Moshe Dayan

Moshe Dayan

Moshe Dayan was born in Degania in 1915. He studied science at the Hebrew University in Jerusalem. Dayan helped form the Haganah underground militia and on the outbreak of the Second World War was imprisoned by the British authorities in Palestine.

Dayan was released in 1941 and was recruited into the auxiliary force supporting the British Army in Syria. During the fighting Dayan was badly wounded and this resulted in him losing his left eye.

The Jewish state of Israel was established on 14th May 1948 when the British mandate over Palestine came to an end. The neighbouring Arab states refused to recognize Israel and invaded the country on the 15th May. The war came to an end in March 1949. By the time the cease-fire took place Israel had increased the control of its land by a quarter. A close associate of David Ben-Gurion, Dayan was chief operations officer during the war.

Dayan became Chief of Staff in 1953 and led the army during the Suez Crisis in 1956. On 29th October 1956, the Israeli Army invaded Egypt. Two days later British and French bombed Egyptian airfields. British and French troops landed at Port Said at the northern end of the Suez Canal on 5th November. By this time the Israelis had captured the Sinai peninsula.

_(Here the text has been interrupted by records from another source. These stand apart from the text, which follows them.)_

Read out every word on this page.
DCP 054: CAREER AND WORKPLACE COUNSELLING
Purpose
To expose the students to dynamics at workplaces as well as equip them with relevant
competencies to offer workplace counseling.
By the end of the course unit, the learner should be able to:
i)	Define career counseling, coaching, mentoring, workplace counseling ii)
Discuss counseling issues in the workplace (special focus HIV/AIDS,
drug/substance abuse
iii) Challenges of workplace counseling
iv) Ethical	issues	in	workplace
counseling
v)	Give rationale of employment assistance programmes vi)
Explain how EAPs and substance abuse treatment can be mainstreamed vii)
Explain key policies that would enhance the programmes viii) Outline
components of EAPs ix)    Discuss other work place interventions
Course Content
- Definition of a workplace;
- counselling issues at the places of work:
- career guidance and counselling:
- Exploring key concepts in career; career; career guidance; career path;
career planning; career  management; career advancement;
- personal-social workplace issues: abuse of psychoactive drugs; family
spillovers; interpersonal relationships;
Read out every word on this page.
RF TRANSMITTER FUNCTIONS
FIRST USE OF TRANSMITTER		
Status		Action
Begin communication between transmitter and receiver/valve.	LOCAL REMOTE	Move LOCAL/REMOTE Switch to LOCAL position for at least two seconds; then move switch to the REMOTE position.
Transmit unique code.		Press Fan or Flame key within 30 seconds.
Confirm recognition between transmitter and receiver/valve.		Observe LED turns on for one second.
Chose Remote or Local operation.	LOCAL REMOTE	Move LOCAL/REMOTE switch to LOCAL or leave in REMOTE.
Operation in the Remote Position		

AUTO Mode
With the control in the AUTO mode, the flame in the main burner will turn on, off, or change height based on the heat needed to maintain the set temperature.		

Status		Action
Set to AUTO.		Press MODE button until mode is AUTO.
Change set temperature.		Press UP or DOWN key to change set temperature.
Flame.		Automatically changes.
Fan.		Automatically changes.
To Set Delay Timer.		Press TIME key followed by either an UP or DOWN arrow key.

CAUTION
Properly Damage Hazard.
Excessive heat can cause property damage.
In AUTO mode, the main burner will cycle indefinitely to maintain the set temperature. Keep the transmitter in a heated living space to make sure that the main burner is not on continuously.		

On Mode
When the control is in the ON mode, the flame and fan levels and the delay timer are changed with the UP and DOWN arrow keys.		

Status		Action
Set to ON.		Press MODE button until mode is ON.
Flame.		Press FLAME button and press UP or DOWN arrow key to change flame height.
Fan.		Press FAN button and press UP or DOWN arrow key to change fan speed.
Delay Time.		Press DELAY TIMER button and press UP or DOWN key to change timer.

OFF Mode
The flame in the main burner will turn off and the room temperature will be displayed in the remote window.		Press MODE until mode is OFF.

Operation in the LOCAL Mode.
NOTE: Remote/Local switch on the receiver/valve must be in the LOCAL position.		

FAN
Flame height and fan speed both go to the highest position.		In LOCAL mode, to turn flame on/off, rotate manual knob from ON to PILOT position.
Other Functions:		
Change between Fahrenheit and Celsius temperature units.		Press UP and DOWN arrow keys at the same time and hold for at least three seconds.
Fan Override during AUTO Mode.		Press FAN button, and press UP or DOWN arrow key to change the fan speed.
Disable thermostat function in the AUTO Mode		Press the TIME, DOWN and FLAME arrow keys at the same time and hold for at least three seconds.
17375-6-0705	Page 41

President Dwight Eisenhower and his secretary of state, John Foster Dulles, grew increasingly concerned about these developments and at the United Nations the representatives from the United States and the Soviet Union demanded a cease-fire. When it was clear the rest of the world were opposed to the attack on Egypt, and on the 7th November the governments of Britain, France and Israel agreed to withdraw. They were then replaced by UN troops who policed the Egyptian frontier.

In 1959 Dayan, a member of the Labour Party, was elected to the Knesset and soon afterwards David Ben-Gurion made him Minister of Agriculture. In 1966 Dayan left the Labour Party to set up the Rafi Party. The following year he was appointed Minister of Defence.

In May 1967 Arab armies began assembling long the frontiers with Israel. At the same time General Gamal Abdel Nasser ordered a blockade of the Gulf of Aqaba. General Dayan decided on a pre-emptive strike. On 5th June, 1967, the Israeli airforce bombed the airfields in Egypt, Syria, Iraq and Jordan. Egyptian tanks were also destroyed in Sinai and the Israeli army reached the Suez Canal and the west bank of the Jordan river on 7th June. Over the next three days the Israelis captured the Golan Heights and territory in Syria. The Six-Day War reopened the Gulf of Aqaba. It also gave Israel control over the West Bank of Jordan and the 600,000 Arabs living in that area.

Golda Meir became prime minister in 1969. In this post she clashed with Dayan who wanted to colonize the Arab territories occupied during the Six-Day War. For a while Meir wanted to negotiate a peace settlement that would allow the return of Sinai to Egypt and the Golan Heights to Syria. However, she eventually sided with Dayan.

On 6th October 1973, Egyptian and Syrian forces launched a surprise attack on Israel. Two days later the Egyptian Army crossed the Suez Canal while Syrian troops entered the Golan Heights. Israeli troops counter-attacked on 8th October. They crossed the Suez Canal near Ismailia and advanced towards Cairo. The Israelis also recaptured the Golan Heights and moved towards the Syrian capital. The October War came to an end when the United Nations arranged a cease-fire on 24th October.

Dayan was blamed for Israel's poor start to the war and was forced to resign. However, in 1977 Menachem Begin appointed him as Foreign Minister and in September 1978 arranged for Begin and Anwar Sadat of Egypt to signed a peace treaty between the two countries.

Dayan published Diary of the Sinai Campaign (1966), Story of My Life (1978) and Living With the Bible (1978). Moshe Dayan died in 1981.